Feita essa ressalva no parágrafo acima, o conglomerado de mídia da família Marinho já tinha usado todo seu aparato midiático para barrar a vitória do bispo licenciado da Universal, que controla a principal concorrente da TV Globo, a Record, inclusive tentando impulsionar a candidatura do adversário do Crivella, Marcelo Freixo (PSOL). Desde a eleição passando pelo anúncio da vitória de Crivella nas urnas e a posse a oposição global não deu trégua ao prefeito, bem diferente da relação com o antecessor Eduardo Paes e, em nível estadual, com Sérgio Cabral, uma relação muito próxima entre o poder público carioca e fluminense com o Grupo Globo.

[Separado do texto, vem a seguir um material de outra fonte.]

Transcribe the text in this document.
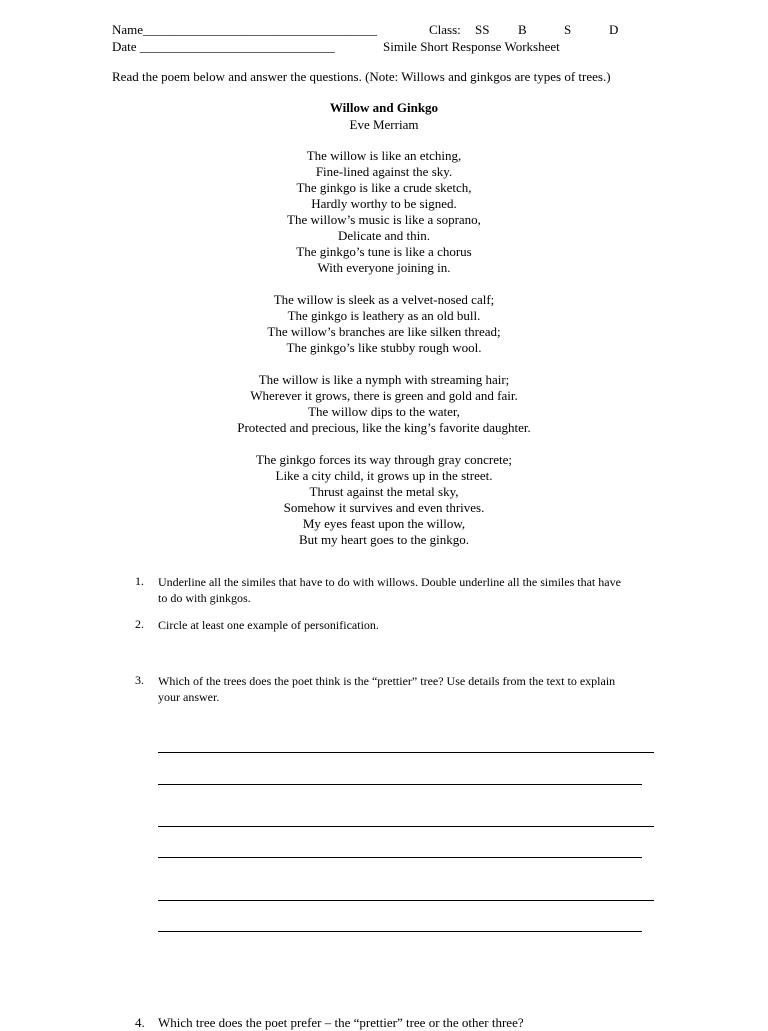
Name____________________________________	Class: SS B	S	D
Date ______________________________	Simile Short Response Worksheet
Read the poem below and answer the questions. (Note: Willows and ginkgos are types of trees.)
Willow and Ginkgo
Eve Merriam
The willow is like an etching,
Fine-lined against the sky.
The ginkgo is like a crude sketch,
Hardly worthy to be signed.
The willow’s music is like a soprano,
Delicate and thin.
The ginkgo’s tune is like a chorus
With everyone joining in.
The willow is sleek as a velvet-nosed calf;
The ginkgo is leathery as an old bull.
The willow’s branches are like silken thread;
The ginkgo’s like stubby rough wool.
The willow is like a nymph with streaming hair;
Wherever it grows, there is green and gold and fair.
The willow dips to the water,
Protected and precious, like the king’s favorite daughter.
The ginkgo forces its way through gray concrete;
Like a city child, it grows up in the street.
Thrust against the metal sky,
Somehow it survives and even thrives.
My eyes feast upon the willow,
But my heart goes to the ginkgo.
1. Underline all the similes that have to do with willows. Double underline all the similes that have
to do with ginkgos.
2. Circle at least one example of personification.
3. Which of the trees does the poet think is the “prettier” tree? Use details from the text to explain
your answer.
4. Which tree does the poet prefer – the “prettier” tree or the other three?
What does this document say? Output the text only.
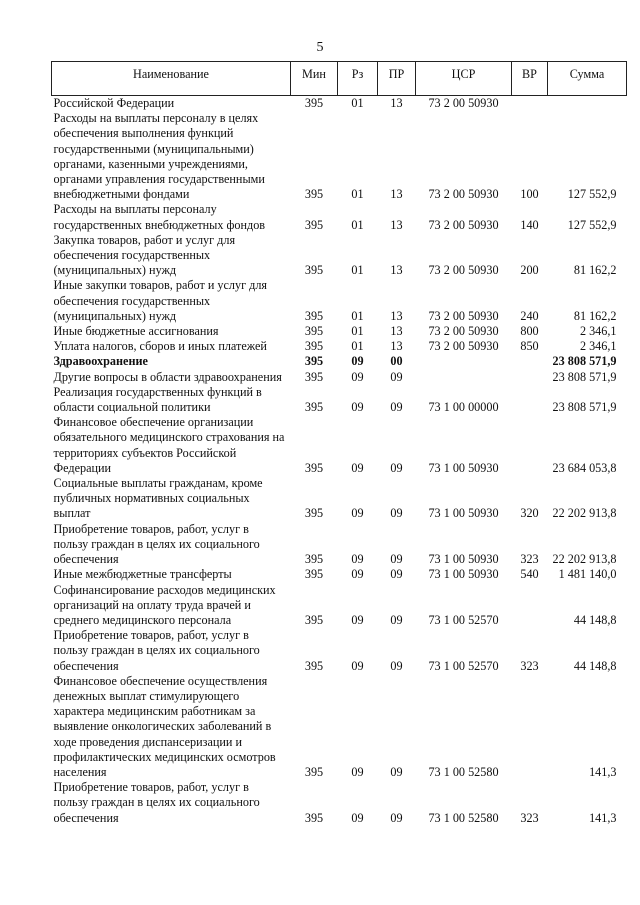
5
Наименование	Мин	Рз	ПР	ЦСР	ВР	Сумма
Российской Федерации	395	01	13	73 2 00 50930		
Расходы на выплаты персоналу в целях обеспечения выполнения функций государственными (муниципальными) органами, казенными учреждениями, органами управления государственными внебюджетными фондами	395	01	13	73 2 00 50930	100	127 552,9
Расходы на выплаты персоналу государственных внебюджетных фондов	395	01	13	73 2 00 50930	140	127 552,9
Закупка товаров, работ и услуг для обеспечения государственных (муниципальных) нужд	395	01	13	73 2 00 50930	200	81 162,2
Иные закупки товаров, работ и услуг для обеспечения государственных (муниципальных) нужд	395	01	13	73 2 00 50930	240	81 162,2
Иные бюджетные ассигнования	395	01	13	73 2 00 50930	800	2 346,1
Уплата налогов, сборов и иных платежей	395	01	13	73 2 00 50930	850	2 346,1
Здравоохранение	395	09	00			23 808 571,9
Другие вопросы в области здравоохранения	395	09	09			23 808 571,9
Реализация государственных функций в области социальной политики	395	09	09	73 1 00 00000		23 808 571,9
Финансовое обеспечение организации обязательного медицинского страхования на территориях субъектов Российской Федерации	395	09	09	73 1 00 50930		23 684 053,8
Социальные выплаты гражданам, кроме публичных нормативных социальных выплат	395	09	09	73 1 00 50930	320	22 202 913,8
Приобретение товаров, работ, услуг в пользу граждан в целях их социального обеспечения	395	09	09	73 1 00 50930	323	22 202 913,8
Иные межбюджетные трансферты	395	09	09	73 1 00 50930	540	1 481 140,0
Софинансирование расходов медицинских организаций на оплату труда врачей и среднего медицинского персонала	395	09	09	73 1 00 52570		44 148,8
Приобретение товаров, работ, услуг в пользу граждан в целях их социального обеспечения	395	09	09	73 1 00 52570	323	44 148,8
Финансовое обеспечение осуществления денежных выплат стимулирующего характера медицинским работникам за выявление онкологических заболеваний в ходе проведения диспансеризации и профилактических медицинских осмотров населения	395	09	09	73 1 00 52580		141,3
Приобретение товаров, работ, услуг в пользу граждан в целях их социального обеспечения	395	09	09	73 1 00 52580	323	141,3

Mas o adversário do Grupo Globo é a Universal e o avanço neopentecostal na sociedade brasileira, que contraria a agenda progressista da TV Globo, sendo Crivella apenas um representante que ousou cortar verbas gordas de publicidade da prefeitura que fluía para a conta bancária do Grupo Globo – detalhe que o corte deixou o repasse equilibrado entre as TVs e jornais e a Record continuou recebendo menos que a Globo.
Marcelo Crivella tentou ser prefeito e até governador do Rio e sempre parava na rejeição que seu nome tinha por ser bispo da Universal. Na campanha de 2016 tentou contornar essa rejeição prometendo não misturar seu governo na segunda maior cidade do Brasil – ex-capital do Império e da República e cidade mais conhecida do país no mundo – com sua religião. Falhou na promessa e viu sua rejeição pessoal voltar com força e junto com erros de comunicação e gestão afetou a popularidade de seu governo. Um episódio marcou negativamente o governo Crivella, o corte da subvenção do carnaval, que apesar de necessário, deixou o prefeito como “traidor” já que escolas de samba o apoiaram na eleição.
Muito provavelmente Crivella só se elegeu por ter disputado o segundo turno contra Freixo, um esquerdista radical que se passa por moderado. Apesar do Rio de Janeiro ser majoritariamente de esquerda e eleger figuras deste campo ideológico, o PSOL ainda não conseguiu penetrar com força nos redutos que elegem candidatos ao executivo municipal e estadual, principalmente a Zona Oeste do Rio, que é dominada por milícias e políticos ainda com influência. Por exemplo, Crivella firmou aliança com Anthony Garotinho para chegar nos redutos mais populosos.
O prefeito Crivella vai enfrentar um processo de impeachment na Câmara de Vereadores e um pedido de afastamento que o PSOL entrou no Ministério Público alegando improbidade administrativa e crime eleitoral resultando em crime de responsabilidade. Se o prefeito vai ser deposto depende da força política na Câmara. Improvável que a Justiça afastará o prefeito do Rio de Janeiro (não é cidadezinha do interior com 10 mil pessoas). Se bem que o ativismo judicial e a insensatez estão reinando no país.
Lembrando que o vice-prefeito Fernando Mac Dowell morreu em maio e o impedimento de Crivella provavelmente provocaria a realização de uma eleição suplementar para eleger um prefeito (e vice) tampão. A Justiça Eleitoral precisaria ser acionada para esclarecer a dúvida. Tudo pode acontecer na terra de Estácio de Sá. Se Crivella se segurar na cadeira de prefeito, a guerra só começou.